Ihre violetten Augen verengten sich und funkelten im flackernden Kerzenlicht.
„Vielleicht gibt es Grund zur Sorge. Oder jemanden.“
Sie atmete langsam aus und umklammerte die Blutlanze etwas fester, als könnte sie damit das Unbehagen in ihrer Brust unterdrücken.
Die Vampyros hatten lange Zeit davon profitiert, ihren Feinden immer einen Schritt voraus zu sein, indem sie gerissener und skrupelloser waren als alle anderen Rassen. Aber Lirae wusste besser als jeder andere, dass selbst die Stärksten fallen können, wenn sie ihre Gegner unterschätzen.
„Wer könnte es sein?“
Sie dachte über mögliche Bedrohungen nach.
Und doch kehrten ihre Gedanken immer wieder zu den niederen Rassen zurück. Zu den Menschen. Zu den Bestien. Sogar zu den Zwergen und Elfen, die nie als wichtige Akteure im Nexus gegolten hatten. Warum gingen sie ihr nicht aus dem Kopf?
Das Gefühl nagte an ihr und wollte nicht verschwinden.
Nach ein paar Augenblicken verdrängte sie die Gedanken. Es spielte keine Rolle.
Sie würde sie alle vernichten – die Überlegenen wie die Unterlegenen. Der Verietega-Nexus würde ihr Testgelände sein, und am Ende würde ihre Macht unübertroffen sein.

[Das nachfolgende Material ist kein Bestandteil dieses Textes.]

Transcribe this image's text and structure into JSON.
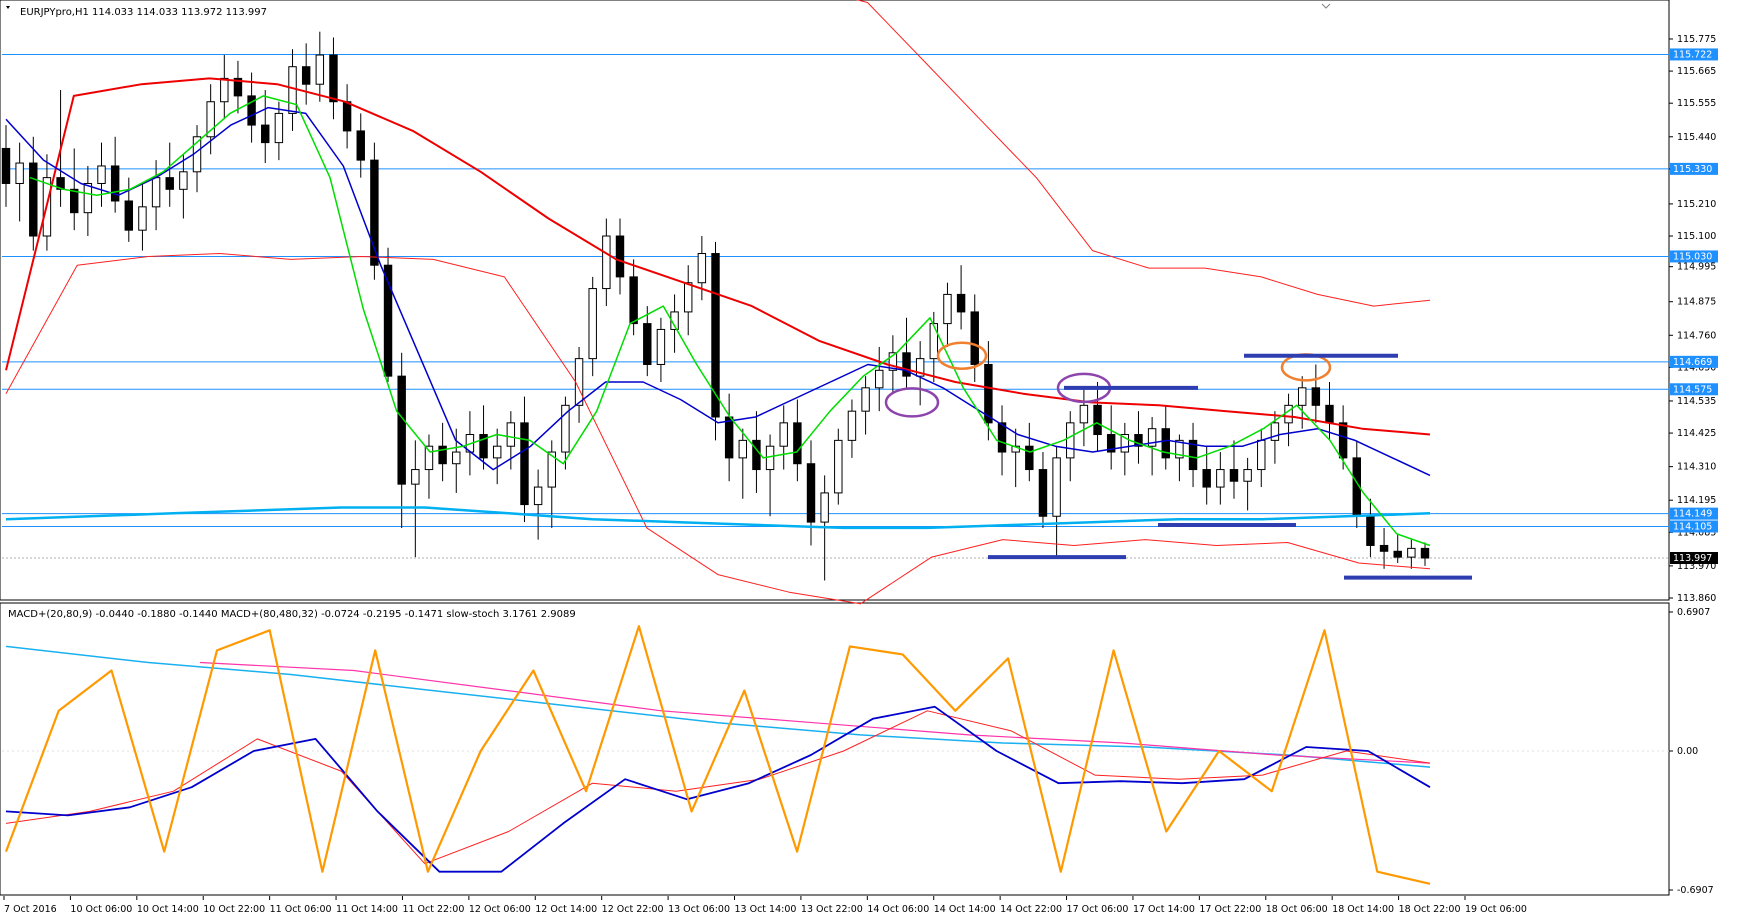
{
  "main_header": "EURJPYpro,H1  114.033 114.033 113.972 113.997",
  "sub_header": "MACD+(20,80,9) -0.0440 -0.1880 -0.1440  MACD+(80,480,32) -0.0724 -0.2195 -0.1471  slow-stoch 3.1761 2.9089",
  "colors": {
    "bull": "#ffffff",
    "bear": "#000000",
    "hline": "#1e90ff",
    "ma_fast": "#00dd00",
    "ma_mid": "#0000cc",
    "ma_slow": "#ee0000",
    "ma_long": "#00b0f0",
    "env": "#ff2020",
    "marker_blue": "#2e3db0",
    "circle_orange": "#f08030",
    "circle_purple": "#8e44ad",
    "stoch_orange": "#ff9900",
    "macd_blue": "#0000cc",
    "macd_pink": "#ff33aa",
    "macd_cyan": "#1ab0f0"
  },
  "chart_data": [
    {
      "type": "candlestick",
      "symbol": "EURJPYpro",
      "timeframe": "H1",
      "ylim": [
        113.86,
        115.84
      ],
      "y_ticks": [
        "115.775",
        "115.665",
        "115.555",
        "115.440",
        "115.330",
        "115.210",
        "115.100",
        "114.995",
        "114.875",
        "114.760",
        "114.650",
        "114.535",
        "114.425",
        "114.310",
        "114.195",
        "114.085",
        "113.970",
        "113.860"
      ],
      "x_ticks": [
        "7 Oct 2016",
        "10 Oct 06:00",
        "10 Oct 14:00",
        "10 Oct 22:00",
        "11 Oct 06:00",
        "11 Oct 14:00",
        "11 Oct 22:00",
        "12 Oct 06:00",
        "12 Oct 14:00",
        "12 Oct 22:00",
        "13 Oct 06:00",
        "13 Oct 14:00",
        "13 Oct 22:00",
        "14 Oct 06:00",
        "14 Oct 14:00",
        "14 Oct 22:00",
        "17 Oct 06:00",
        "17 Oct 14:00",
        "17 Oct 22:00",
        "18 Oct 06:00",
        "18 Oct 14:00",
        "18 Oct 22:00",
        "19 Oct 06:00"
      ],
      "horizontal_levels": [
        115.722,
        115.33,
        115.03,
        114.669,
        114.575,
        114.149,
        114.105
      ],
      "level_labels": [
        "115.722",
        "115.330",
        "115.030",
        "114.669",
        "114.575",
        "114.149",
        "114.105"
      ],
      "current_price": 113.997,
      "current_price_label": "113.997",
      "candles": [
        [
          115.4,
          115.48,
          115.2,
          115.28
        ],
        [
          115.28,
          115.42,
          115.15,
          115.35
        ],
        [
          115.35,
          115.44,
          115.05,
          115.1
        ],
        [
          115.1,
          115.38,
          115.05,
          115.3
        ],
        [
          115.3,
          115.6,
          115.2,
          115.26
        ],
        [
          115.26,
          115.4,
          115.12,
          115.18
        ],
        [
          115.18,
          115.34,
          115.1,
          115.28
        ],
        [
          115.28,
          115.42,
          115.2,
          115.34
        ],
        [
          115.34,
          115.44,
          115.18,
          115.22
        ],
        [
          115.22,
          115.3,
          115.08,
          115.12
        ],
        [
          115.12,
          115.28,
          115.05,
          115.2
        ],
        [
          115.2,
          115.36,
          115.12,
          115.3
        ],
        [
          115.3,
          115.42,
          115.2,
          115.26
        ],
        [
          115.26,
          115.38,
          115.16,
          115.32
        ],
        [
          115.32,
          115.48,
          115.25,
          115.44
        ],
        [
          115.44,
          115.62,
          115.38,
          115.56
        ],
        [
          115.56,
          115.72,
          115.5,
          115.64
        ],
        [
          115.64,
          115.7,
          115.52,
          115.58
        ],
        [
          115.58,
          115.66,
          115.42,
          115.48
        ],
        [
          115.48,
          115.6,
          115.35,
          115.42
        ],
        [
          115.42,
          115.56,
          115.36,
          115.52
        ],
        [
          115.52,
          115.74,
          115.46,
          115.68
        ],
        [
          115.68,
          115.76,
          115.55,
          115.62
        ],
        [
          115.62,
          115.8,
          115.56,
          115.72
        ],
        [
          115.72,
          115.78,
          115.5,
          115.56
        ],
        [
          115.56,
          115.62,
          115.4,
          115.46
        ],
        [
          115.46,
          115.52,
          115.3,
          115.36
        ],
        [
          115.36,
          115.42,
          114.95,
          115.0
        ],
        [
          115.0,
          115.06,
          114.6,
          114.62
        ],
        [
          114.62,
          114.7,
          114.1,
          114.25
        ],
        [
          114.25,
          114.4,
          114.0,
          114.3
        ],
        [
          114.3,
          114.42,
          114.2,
          114.38
        ],
        [
          114.38,
          114.46,
          114.26,
          114.32
        ],
        [
          114.32,
          114.44,
          114.22,
          114.36
        ],
        [
          114.36,
          114.5,
          114.28,
          114.42
        ],
        [
          114.42,
          114.52,
          114.3,
          114.34
        ],
        [
          114.34,
          114.44,
          114.25,
          114.38
        ],
        [
          114.38,
          114.5,
          114.3,
          114.46
        ],
        [
          114.46,
          114.55,
          114.12,
          114.18
        ],
        [
          114.18,
          114.3,
          114.06,
          114.24
        ],
        [
          114.24,
          114.4,
          114.1,
          114.36
        ],
        [
          114.36,
          114.55,
          114.3,
          114.52
        ],
        [
          114.52,
          114.72,
          114.46,
          114.68
        ],
        [
          114.68,
          114.96,
          114.62,
          114.92
        ],
        [
          114.92,
          115.16,
          114.86,
          115.1
        ],
        [
          115.1,
          115.16,
          114.9,
          114.96
        ],
        [
          114.96,
          115.02,
          114.76,
          114.8
        ],
        [
          114.8,
          114.86,
          114.62,
          114.66
        ],
        [
          114.66,
          114.82,
          114.6,
          114.78
        ],
        [
          114.78,
          114.9,
          114.7,
          114.84
        ],
        [
          114.84,
          115.0,
          114.76,
          114.94
        ],
        [
          114.94,
          115.1,
          114.88,
          115.04
        ],
        [
          115.04,
          115.08,
          114.4,
          114.48
        ],
        [
          114.48,
          114.56,
          114.26,
          114.34
        ],
        [
          114.34,
          114.44,
          114.2,
          114.4
        ],
        [
          114.4,
          114.5,
          114.22,
          114.3
        ],
        [
          114.3,
          114.42,
          114.14,
          114.38
        ],
        [
          114.38,
          114.52,
          114.3,
          114.46
        ],
        [
          114.46,
          114.54,
          114.26,
          114.32
        ],
        [
          114.32,
          114.4,
          114.04,
          114.12
        ],
        [
          114.12,
          114.28,
          113.92,
          114.22
        ],
        [
          114.22,
          114.44,
          114.18,
          114.4
        ],
        [
          114.4,
          114.54,
          114.34,
          114.5
        ],
        [
          114.5,
          114.62,
          114.42,
          114.58
        ],
        [
          114.58,
          114.72,
          114.5,
          114.64
        ],
        [
          114.64,
          114.76,
          114.56,
          114.7
        ],
        [
          114.7,
          114.82,
          114.58,
          114.62
        ],
        [
          114.62,
          114.74,
          114.52,
          114.68
        ],
        [
          114.68,
          114.84,
          114.6,
          114.8
        ],
        [
          114.8,
          114.94,
          114.72,
          114.9
        ],
        [
          114.9,
          115.0,
          114.78,
          114.84
        ],
        [
          114.84,
          114.9,
          114.6,
          114.66
        ],
        [
          114.66,
          114.74,
          114.4,
          114.46
        ],
        [
          114.46,
          114.52,
          114.28,
          114.36
        ],
        [
          114.36,
          114.44,
          114.24,
          114.38
        ],
        [
          114.38,
          114.46,
          114.26,
          114.3
        ],
        [
          114.3,
          114.36,
          114.1,
          114.14
        ],
        [
          114.14,
          114.38,
          114.0,
          114.34
        ],
        [
          114.34,
          114.5,
          114.26,
          114.46
        ],
        [
          114.46,
          114.58,
          114.38,
          114.52
        ],
        [
          114.52,
          114.6,
          114.36,
          114.42
        ],
        [
          114.42,
          114.52,
          114.3,
          114.36
        ],
        [
          114.36,
          114.46,
          114.28,
          114.42
        ],
        [
          114.42,
          114.5,
          114.32,
          114.38
        ],
        [
          114.38,
          114.48,
          114.28,
          114.44
        ],
        [
          114.44,
          114.52,
          114.3,
          114.34
        ],
        [
          114.34,
          114.42,
          114.26,
          114.4
        ],
        [
          114.4,
          114.46,
          114.24,
          114.3
        ],
        [
          114.3,
          114.38,
          114.18,
          114.24
        ],
        [
          114.24,
          114.36,
          114.18,
          114.3
        ],
        [
          114.3,
          114.4,
          114.2,
          114.26
        ],
        [
          114.26,
          114.34,
          114.16,
          114.3
        ],
        [
          114.3,
          114.44,
          114.24,
          114.4
        ],
        [
          114.4,
          114.5,
          114.32,
          114.46
        ],
        [
          114.46,
          114.56,
          114.38,
          114.52
        ],
        [
          114.52,
          114.62,
          114.44,
          114.58
        ],
        [
          114.58,
          114.66,
          114.46,
          114.52
        ],
        [
          114.52,
          114.6,
          114.4,
          114.46
        ],
        [
          114.46,
          114.52,
          114.3,
          114.34
        ],
        [
          114.34,
          114.4,
          114.1,
          114.14
        ],
        [
          114.14,
          114.2,
          114.0,
          114.04
        ],
        [
          114.04,
          114.1,
          113.96,
          114.02
        ],
        [
          114.02,
          114.08,
          113.98,
          114.0
        ],
        [
          114.0,
          114.06,
          113.96,
          114.03
        ],
        [
          114.03,
          114.05,
          113.97,
          113.997
        ]
      ],
      "ma_fast": [
        115.3,
        115.26,
        115.24,
        115.26,
        115.32,
        115.42,
        115.52,
        115.58,
        115.55,
        115.3,
        114.85,
        114.5,
        114.36,
        114.38,
        114.42,
        114.4,
        114.32,
        114.5,
        114.8,
        114.86,
        114.66,
        114.48,
        114.34,
        114.36,
        114.5,
        114.62,
        114.7,
        114.82,
        114.58,
        114.4,
        114.36,
        114.4,
        114.46,
        114.4,
        114.36,
        114.34,
        114.38,
        114.44,
        114.52,
        114.4,
        114.22,
        114.08,
        114.04
      ],
      "ma_mid": [
        115.5,
        115.36,
        115.28,
        115.24,
        115.3,
        115.38,
        115.48,
        115.54,
        115.52,
        115.34,
        115.0,
        114.7,
        114.4,
        114.3,
        114.38,
        114.5,
        114.6,
        114.6,
        114.54,
        114.46,
        114.48,
        114.54,
        114.6,
        114.66,
        114.64,
        114.58,
        114.5,
        114.42,
        114.38,
        114.36,
        114.38,
        114.4,
        114.38,
        114.38,
        114.42,
        114.44,
        114.4,
        114.34,
        114.28
      ],
      "ma_slow": [
        114.64,
        115.58,
        115.62,
        115.64,
        115.62,
        115.56,
        115.46,
        115.32,
        115.16,
        115.02,
        114.94,
        114.86,
        114.74,
        114.66,
        114.6,
        114.56,
        114.53,
        114.52,
        114.5,
        114.48,
        114.44,
        114.42
      ],
      "ma_long": [
        114.13,
        114.14,
        114.15,
        114.16,
        114.17,
        114.17,
        114.15,
        114.13,
        114.12,
        114.11,
        114.1,
        114.1,
        114.11,
        114.12,
        114.13,
        114.13,
        114.14,
        114.15
      ],
      "env_upper": [
        116.0,
        115.95,
        115.9,
        115.7,
        115.5,
        115.3,
        115.05,
        114.99,
        114.99,
        114.96,
        114.9,
        114.86,
        114.88
      ],
      "env_lower": [
        114.56,
        115.0,
        115.03,
        115.04,
        115.02,
        115.03,
        115.02,
        114.96,
        114.6,
        114.1,
        113.94,
        113.88,
        113.84,
        114.0,
        114.06,
        114.04,
        114.06,
        114.04,
        114.05,
        113.98,
        113.96
      ]
    },
    {
      "type": "line",
      "name": "indicator",
      "ylim": [
        -0.6907,
        0.6907
      ],
      "y_ticks": [
        "0.6907",
        "0.00",
        "-0.6907"
      ],
      "stoch": [
        -0.5,
        0.2,
        0.4,
        -0.5,
        0.5,
        0.6,
        -0.6,
        0.5,
        -0.6,
        0.0,
        0.4,
        -0.2,
        0.62,
        -0.3,
        0.3,
        -0.5,
        0.52,
        0.48,
        0.2,
        0.46,
        -0.6,
        0.5,
        -0.4,
        0.0,
        -0.2,
        0.6,
        -0.6,
        -0.66
      ],
      "macd_fast": [
        -0.3,
        -0.32,
        -0.28,
        -0.18,
        0.0,
        0.06,
        -0.3,
        -0.6,
        -0.6,
        -0.36,
        -0.14,
        -0.24,
        -0.16,
        -0.02,
        0.16,
        0.22,
        0.0,
        -0.16,
        -0.15,
        -0.16,
        -0.14,
        0.02,
        0.0,
        -0.18
      ],
      "macd_fast_signal": [
        -0.36,
        -0.3,
        -0.2,
        0.06,
        -0.1,
        -0.56,
        -0.4,
        -0.16,
        -0.2,
        -0.14,
        0.0,
        0.2,
        0.1,
        -0.12,
        -0.14,
        -0.12,
        0.0,
        -0.06
      ],
      "macd_slow": [
        0.52,
        0.44,
        0.38,
        0.3,
        0.22,
        0.14,
        0.08,
        0.04,
        0.02,
        -0.02,
        -0.08
      ],
      "macd_slow_signal": [
        0.44,
        0.4,
        0.3,
        0.2,
        0.14,
        0.08,
        0.04,
        -0.02,
        -0.06
      ]
    }
  ],
  "annotations": {
    "orange_circles": [
      114.69,
      114.65
    ],
    "purple_circles": [
      114.53,
      114.58
    ],
    "blue_marks": [
      114.58,
      114.69,
      114.11,
      114.0,
      113.93
    ]
  }
}
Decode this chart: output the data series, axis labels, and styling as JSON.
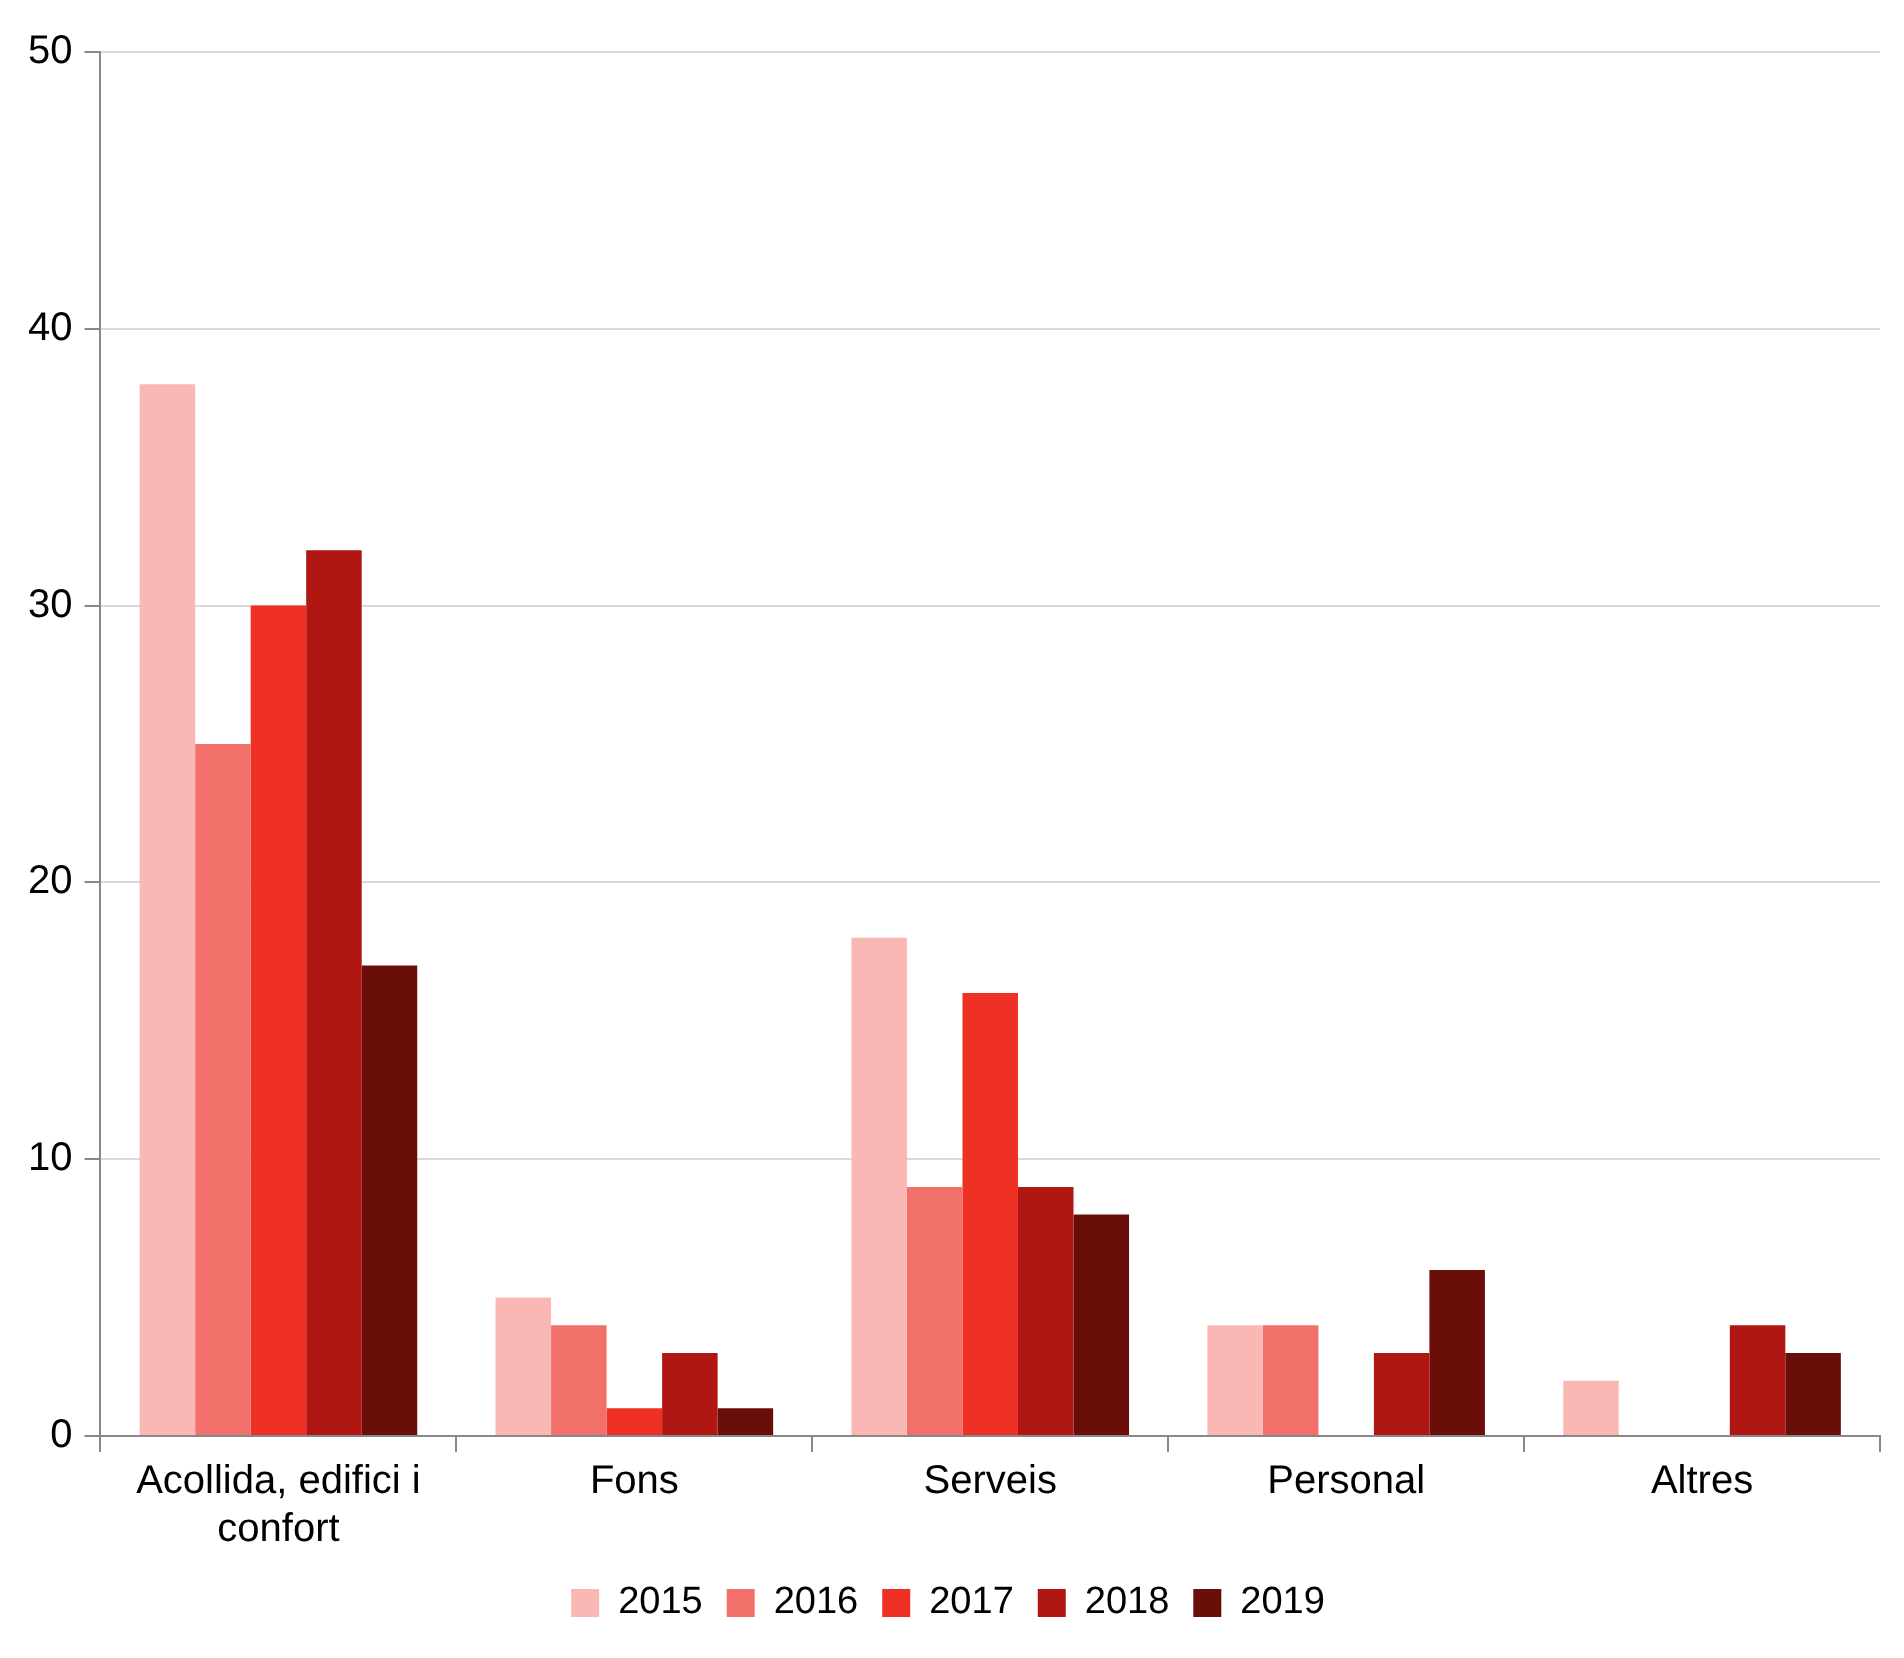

Lirae grinste, ihre Zuversicht kehrte zurück, als sie sich dem schwach beleuchteten Raum zuwandte. „Es ist Zeit zu fressen“, flüsterte sie sich selbst zu, während die Blutlanze in ihrer Hand pulsierte, als hätte sie ihren Ruf gehört.
Die Vampyros.
Sie wurden im Schatten geboren und gediehen in der Dunkelheit. Sie waren ebenso Jäger wie Überlebenskünstler.
Bekannt für ihren unstillbaren Durst nach Blut und Macht, basierte ihre Gesellschaft auf einer einfachen Regel: Die Starken verschlingen die Schwachen. Sie herrschten durch Angst, Dominanz und einen ewigen Hunger nach Vorherrschaft.
Die Vampyros hatten die Fähigkeit, Blut zu manipulieren. Diese tödliche und vielseitige Kraft ermöglichte es ihnen unter anderem, die Lebenskraft anderer zu kontrollieren, Wunden zu heilen und ihre körperlichen Fähigkeiten zu verbessern.